Whoo, what a day, Dow dropping, Cheney ducking, Iranians thought to be scoping out the Big Apple.... that last ones kind of spooky. Sees like any war in Iran might be brought home to us. Reminds me a bit of WW2 worries about German saboteurs.
February 28, 2007
Ramble of the Moement
One thing about travelling... it gives me time to read, and also tends to give me ideas to write about. Which might be a result of the reading, or me just turning into some kind of Andy Rooney like crank about travel, as per my earlier ranting about how irritating airlines can be. Who knows... maybe finally returning to a public transit commute (wow, since before I started journaling on kisrael instead of my Palm pilot) will encourage me to be a little more externally reflective.
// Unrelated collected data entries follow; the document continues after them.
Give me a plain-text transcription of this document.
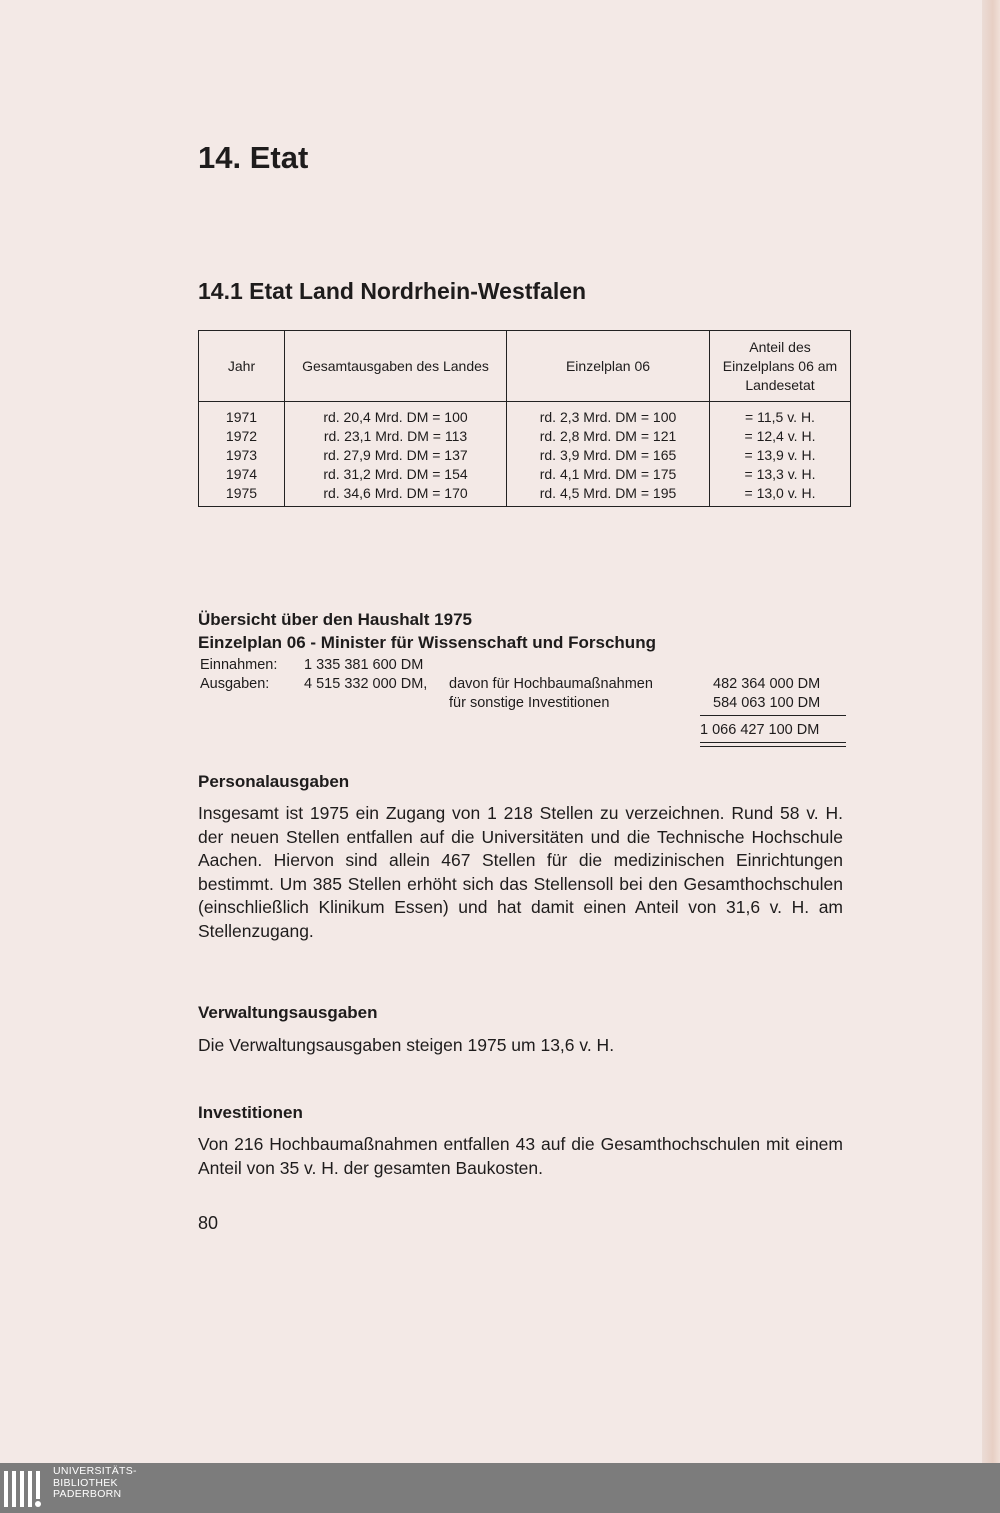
14. Etat
14.1 Etat Land Nordrhein-Westfalen
Jahr	Gesamtausgaben des Landes	Einzelplan 06	Anteil des Einzelplans 06 am Landesetat
1971	rd. 20,4 Mrd. DM = 100	rd. 2,3 Mrd. DM = 100	= 11,5 v. H.
1972	rd. 23,1 Mrd. DM = 113	rd. 2,8 Mrd. DM = 121	= 12,4 v. H.
1973	rd. 27,9 Mrd. DM = 137	rd. 3,9 Mrd. DM = 165	= 13,9 v. H.
1974	rd. 31,2 Mrd. DM = 154	rd. 4,1 Mrd. DM = 175	= 13,3 v. H.
1975	rd. 34,6 Mrd. DM = 170	rd. 4,5 Mrd. DM = 195	= 13,0 v. H.
Übersicht über den Haushalt 1975
Einzelplan 06 - Minister für Wissenschaft und Forschung
Einnahmen: 1 335 381 600 DM
Ausgaben: 4 515 332 000 DM, davon für Hochbaumaßnahmen	482 364 000 DM
für sonstige Investitionen	584 063 100 DM
1 066 427 100 DM
Personalausgaben

Insgesamt ist 1975 ein Zugang von 1 218 Stellen zu verzeichnen. Rund 58 v. H. der neuen Stellen entfallen auf die Universitäten und die Technische Hochschule Aachen. Hiervon sind allein 467 Stellen für die medizinischen Einrichtungen bestimmt. Um 385 Stellen erhöht sich das Stellensoll bei den Gesamthochschulen (einschließlich Klinikum Essen) und hat damit einen Anteil von 31,6 v. H. am Stellenzugang.

Verwaltungsausgaben

Die Verwaltungsausgaben steigen 1975 um 13,6 v. H.

Investitionen

Von 216 Hochbaumaßnahmen entfallen 43 auf die Gesamthochschulen mit einem Anteil von 35 v. H. der gesamten Baukosten.

80

UNIVERSITÄTS-
BIBLIOTHEK
PADERBORN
Anyway, Mr. Ibis suggested Malcolm Gladwell's "Blink" (a book that roughly lived up to its title in terms of how quickly I got through it. Grumblesmurf.) It was a neat book about the snap decisions we make, with lots of amazing anecdotes, like how the "Pepsi Challenge" gave Coke the terrible idea to make New Coke, not realizing that the sweeter first anonymous sip of Pepsi gave it an edge that wouldn't last for a whole can, and how this one researcher John Gottmann can watch a few minutes of couples arguing (in an odd bit of synchronicity, hypothetical couples in the book had the name of my Aunt and Uncle (page 19) and then my grandparents (page 60)) and reliably foretell the relationship future of the pair.
One interesting bit was how some "gamblers", asked to pick at whim from a red deck or a blue deck, the former stocked with big payouts but, in the long run, bigger losses, and the latter being the only sustainable-y good choice. According to various sweat sensors and the like, the subconscious started realizing the problem with red before behavior changed, and way before the person was able to talk about the difference. I had a similar situation with the video game "Grand Theft Auto: San Andres". When you flip over to the map screen the game shows the player's position with an ornate "gang tattoo gothic arrow". I was kind of irritated that the game used an artsy icon rather than something simpler that could show which compass direction my player was facing. BUT... I realized that I was making a much than chance guess at which way I was heading. The ornate arrow was re-orienting itself to point the way, and my hindbrain knew it, but my conscious mind didn't! (This, of course, also points out the odd occasional rigidity of my otherwise tangental thinking; of course they wouldn't rotate a fancy arrow, games like this don't do a lot of rotation of 2D bitmaps, only 2- and 3-D polygons.)
So you start the book, and the opening stories make it sound as if it might be an optimistic "trust your instincts" kind of tome, but with a few exceptions (like students reliably able to gauge the effectiveness of a teacher after just seconds of video footage, and the thing with the cards) but then there's a cavalcade of counter examples, from the snap judgment of the Amadou Diallo slaying to the election of pretty boy Warren Harding. So the lessons I actually took from the book are:
- a split second probably isn't enough time (and a pulserate above 150 isn't enough calmness) to make a reliable judgement, especially for newbies, at least in most cases.
- you can however spend years to gain expertise in a subject, and then your intuition will be better than you put your finger on.
I think I should be less concerned about snap judgements about music, however. Listening to a few moments of an MP3 I've heard before should let me figure out how to categorize it.
So overall the book was interesting enough to be worthwhile, but I kind of wish it hasn't been 2 years and counting waiting for a paperback version.